Sara Bertrand contó que no puede separar su comienzo de escritora con su formación periodística, que dice le permitió ir recogiendo historias y guardar material para luego escribir. “Nosotros teníamos que escribir mucho, y ese oficio se fue pegando en la epidermis y hoy es imposible sacármelo de encima. Esa búsqueda de la palabra justa, de la frase precisa es algo que es necesario a la hora de comunicar”, aseguró la escritora.

“Todavía me siento periodista, las personas me dan una curiosidad infinita. Yo siempre voy a estar preguntando y creo que voy a morir así, voy a morir curiosa”, expresó Bertrand y luego contó que el periodismo fue importante en sus primeros libros en los que debutó en la literatura infantil, porque le inventaba historias a su hijo a partir de las personas que conocía en las entrevistas.

“Un día mi hijo dejó de escucharme y comencé a escribir para mí”, relató la periodista, ahí buscó material en su propia infancia: “Me tocó crecer en dictadura en una casa bastante fría.

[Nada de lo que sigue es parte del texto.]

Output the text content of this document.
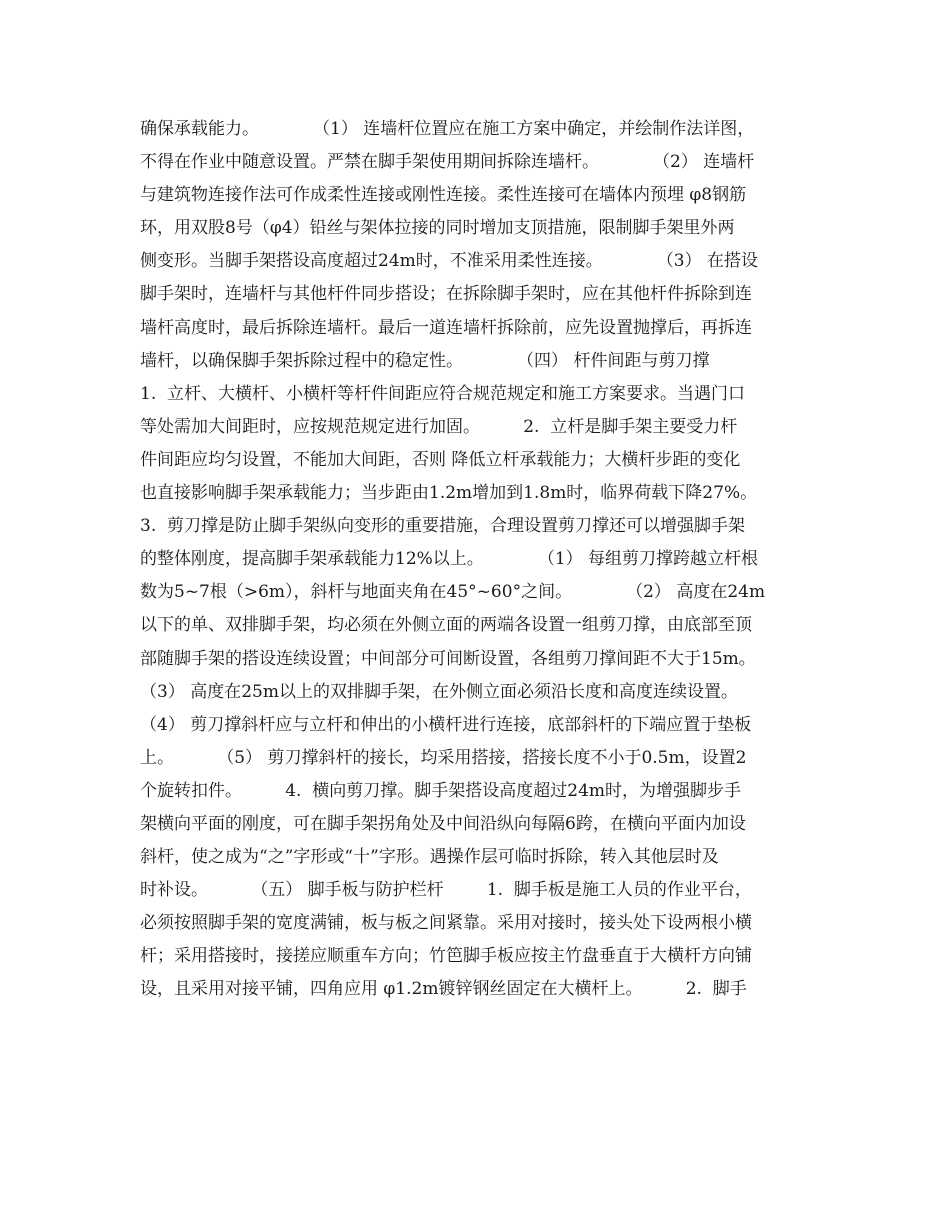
确保承载能力。          （1） 连墙杆位置应在施工方案中确定，并绘制作法详图，
不得在作业中随意设置。严禁在脚手架使用期间拆除连墙杆。          （2） 连墙杆
与建筑物连接作法可作成柔性连接或刚性连接。柔性连接可在墙体内预埋 φ8钢筋
环，用双股8号（φ4）铅丝与架体拉接的同时增加支顶措施，限制脚手架里外两
侧变形。当脚手架搭设高度超过24m时，不准采用柔性连接。          （3） 在搭设
脚手架时，连墙杆与其他杆件同步搭设；在拆除脚手架时，应在其他杆件拆除到连
墙杆高度时，最后拆除连墙杆。最后一道连墙杆拆除前，应先设置抛撑后，再拆连
墙杆，以确保脚手架拆除过程中的稳定性。          （四） 杆件间距与剪刀撑
1.  立杆、大横杆、小横杆等杆件间距应符合规范规定和施工方案要求。当遇门口
等处需加大间距时，应按规范规定进行加固。        2.  立杆是脚手架主要受力杆
件间距应均匀设置，不能加大间距，否则 降低立杆承载能力；大横杆步距的变化
也直接影响脚手架承载能力；当步距由1.2m增加到1.8m时，临界荷载下降27%。
3.  剪刀撑是防止脚手架纵向变形的重要措施，合理设置剪刀撑还可以增强脚手架
的整体刚度，提高脚手架承载能力12%以上。          （1） 每组剪刀撑跨越立杆根
数为5~7根（>6m），斜杆与地面夹角在45°~60°之间。          （2） 高度在24m
以下的单、双排脚手架，均必须在外侧立面的两端各设置一组剪刀撑，由底部至顶
部随脚手架的搭设连续设置；中间部分可间断设置，各组剪刀撑间距不大于15m。
（3） 高度在25m以上的双排脚手架，在外侧立面必须沿长度和高度连续设置。
（4） 剪刀撑斜杆应与立杆和伸出的小横杆进行连接，底部斜杆的下端应置于垫板
上。        （5） 剪刀撑斜杆的接长，均采用搭接，搭接长度不小于0.5m，设置2
个旋转扣件。        4.  横向剪刀撑。脚手架搭设高度超过24m时，为增强脚步手
架横向平面的刚度，可在脚手架拐角处及中间沿纵向每隔6跨，在横向平面内加设
斜杆，使之成为“之”字形或“十”字形。遇操作层可临时拆除，转入其他层时及
时补设。        （五） 脚手板与防护栏杆        1.  脚手板是施工人员的作业平台，
必须按照脚手架的宽度满铺，板与板之间紧靠。采用对接时，接头处下设两根小横
杆；采用搭接时，接搓应顺重车方向；竹笆脚手板应按主竹盘垂直于大横杆方向铺
设，且采用对接平铺，四角应用 φ1.2m镀锌钢丝固定在大横杆上。        2.  脚手
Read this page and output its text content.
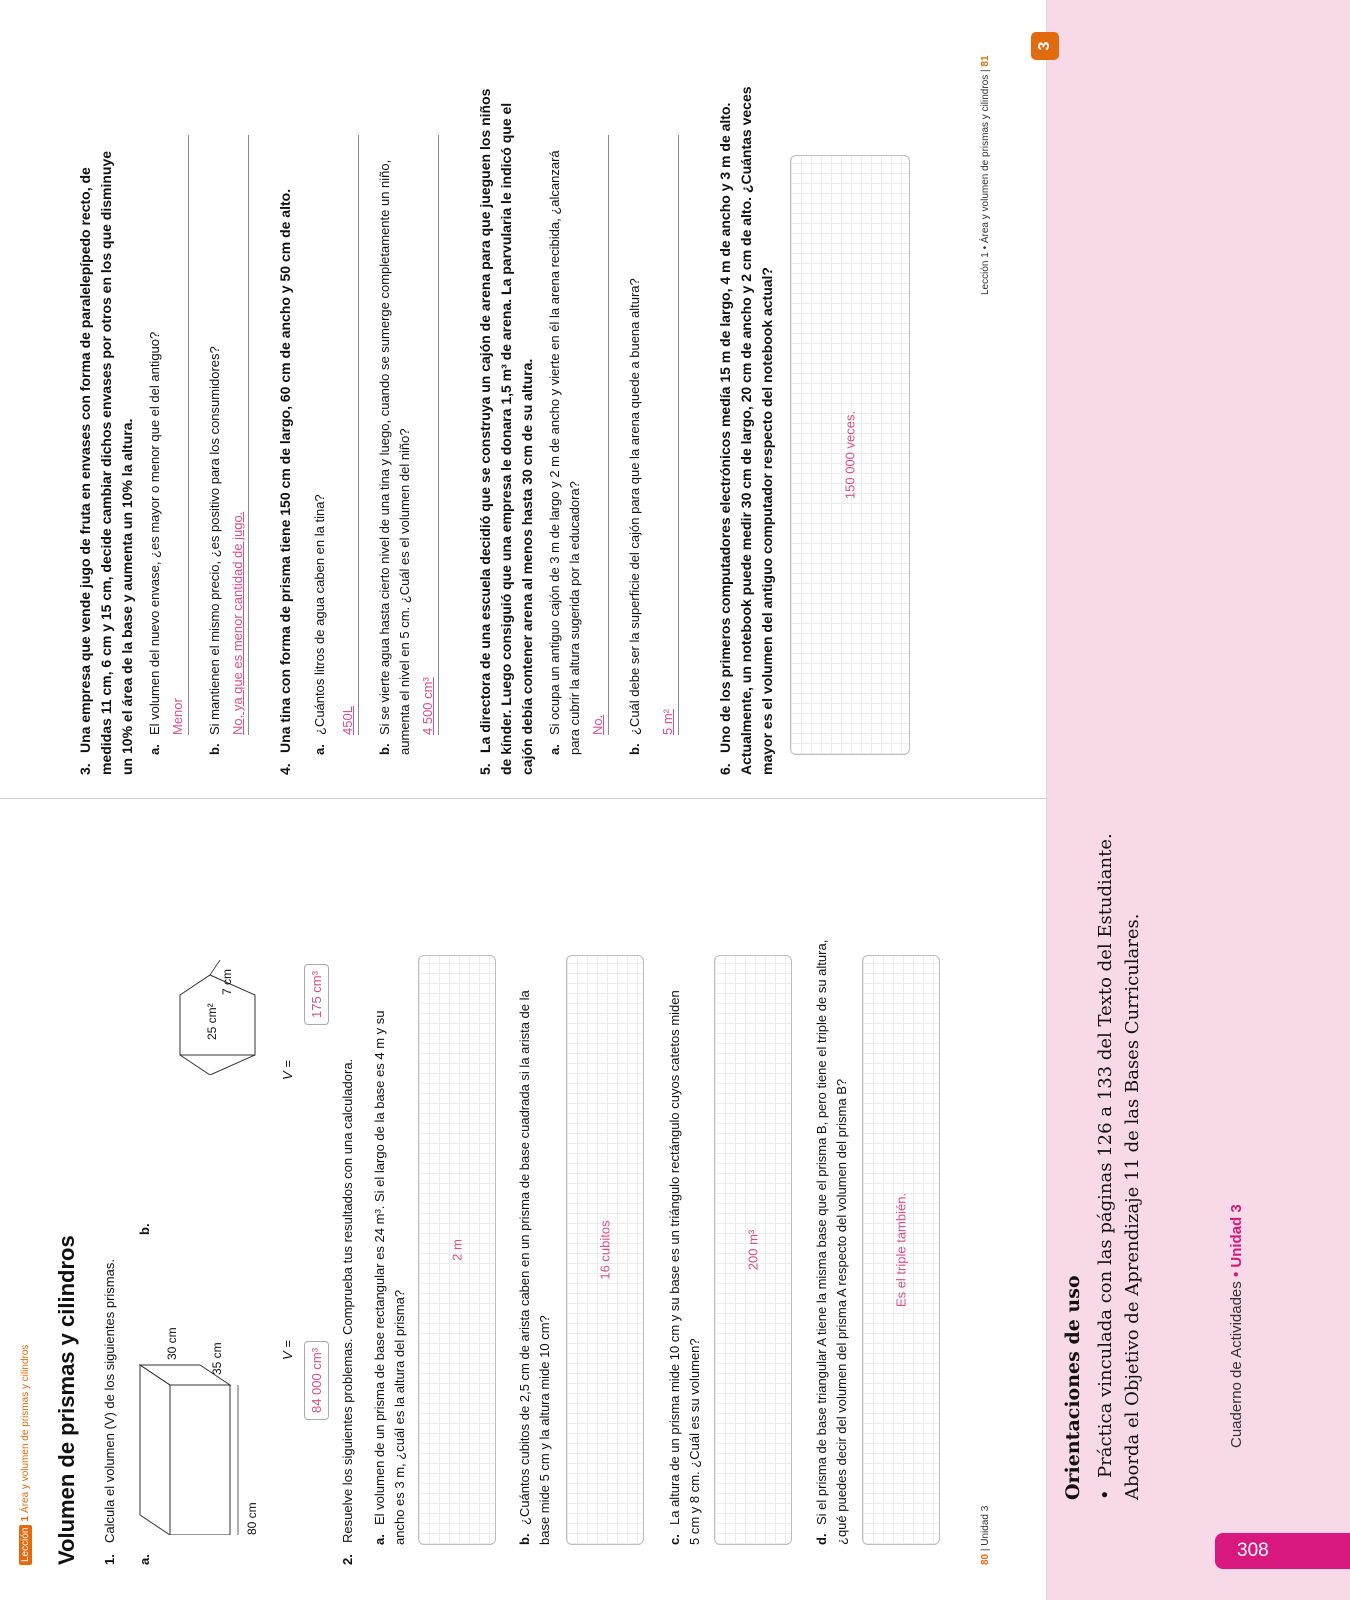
Lección1Área y volumen de prismas y cilindros Volumen de prismas y cilindros 1.Calcula el volumen (V) de los siguientes prismas.
a.
80 cm
35 cm
30 cm	V =	84 000 cm³
b.
25 cm²
7 cm
V =
175 cm³
2.Resuelve los siguientes problemas. Comprueba tus resultados con una calculadora. a.El volumen de un prisma de base rectangular es 24 m³. Si el largo de la base es 4 m y su ancho es 3 m, ¿cuál es la altura del prisma?
2 m
b.¿Cuántos cubitos de 2,5 cm de arista caben en un prisma de base cuadrada si la arista de la base mide 5 cm y la altura mide 10 cm?
16 cubitos
c.La altura de un prisma mide 10 cm y su base es un triángulo rectángulo cuyos catetos miden 5 cm y 8 cm. ¿Cuál es su volumen?
200 m³
d.Si el prisma de base triangular A tiene la misma base que el prisma B, pero tiene el triple de su altura, ¿qué puedes decir del volumen del prisma A respecto del volumen del prisma B?	Es el triple también.
80 | Unidad 3
3.Una empresa que vende jugo de fruta en envases con forma de paralelepípedo recto, de medidas 11 cm, 6 cm y 15 cm, decide cambiar dichos envases por otros en los que disminuye un 10% el área de la base y aumenta un 10% la altura. a.El volumen del nuevo envase, ¿es mayor o menor que el del antiguo? Menor
b.Si mantienen el mismo precio, ¿es positivo para los consumidores? No, ya que es menor cantidad de jugo.
4.Una tina con forma de prisma tiene 150 cm de largo, 60 cm de ancho y 50 cm de alto. a.¿Cuántos litros de agua caben en la tina? 450L
b.Si se vierte agua hasta cierto nivel de una tina y luego, cuando se sumerge completamente un niño, aumenta el nivel en 5 cm. ¿Cuál es el volumen del niño? 4 500 cm³
5.La directora de una escuela decidió que se construya un cajón de arena para que jueguen los niños de kínder. Luego consiguió que una empresa le donara 1,5 m³ de arena. La parvularia le indicó que el cajón debía contener arena al menos hasta 30 cm de su altura. a.Si ocupa un antiguo cajón de 3 m de largo y 2 m de ancho y vierte en él la arena recibida, ¿alcanzará para cubrir la altura sugerida por la educadora? No.
b.¿Cuál debe ser la superficie del cajón para que la arena quede a buena altura? 5 m²
6.Uno de los primeros computadores electrónicos medía 15 m de largo, 4 m de ancho y 3 m de alto. Actualmente, un notebook puede medir 30 cm de largo, 20 cm de ancho y 2 cm de alto. ¿Cuántas veces mayor es el volumen del antiguo computador respecto del notebook actual?	150 000 veces.
Lección 1 • Área y volumen de prismas y cilindros | 81
3
Orientaciones de uso •Práctica vinculada con las páginas 126 a 133 del Texto del Estudiante. Aborda el Objetivo de Aprendizaje 11 de las Bases Curriculares.	Cuaderno de Actividades • Unidad 3
308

Mis papás trabajaban todo el día y tuve una infancia más triste que luminosa, y eso empezó a salir en libros más personales”.

Aunque hace libros dirigidos a un público infantil, Bertrand considera que no escribe para ellos. “Es difícil de explicar pero la verdad es que no escribo distinto para niños o grandes, y no creo que haya una distinción en la forma de escribir y en la seriedad con que uno se compromete con una historia. Niños, jóvenes y grandes merecen la misma calidad literaria”, reflexiona.

También destacó el valor de los relatos paralelos que permite construir un libro ilustrado. “Lo que esperas de un ilustrador es que se apropie del texto y haga un segundo relato. Si bien el ilustrador está supeditado al mundo de la palabra, lo interesante es que su imagen y su narrativa también intervenga y apele al lector de otra manera”, comentó la escritora.

En relación al premio de literatura infantil que obtuvo en Bolonia por su libro La mujer de la guarda, dijo que a pesar de que quería ganarlo, nunca pensó que llevaría tanta exposición. “De repente te ves expuesto y todos te llaman y quieren saber de tí, lo que ha sido un poco fuerte. Pero creo que es muy bonito el esfuerzo que se hizo en este libro, la editora se la jugó por hacer una colección distinta, por proponer dos lenguajes, darle una caja muy bonita y acorde, una letra especial. Hay un trabajo editorial muy importante y cuidadoso”, comentó Bertrand.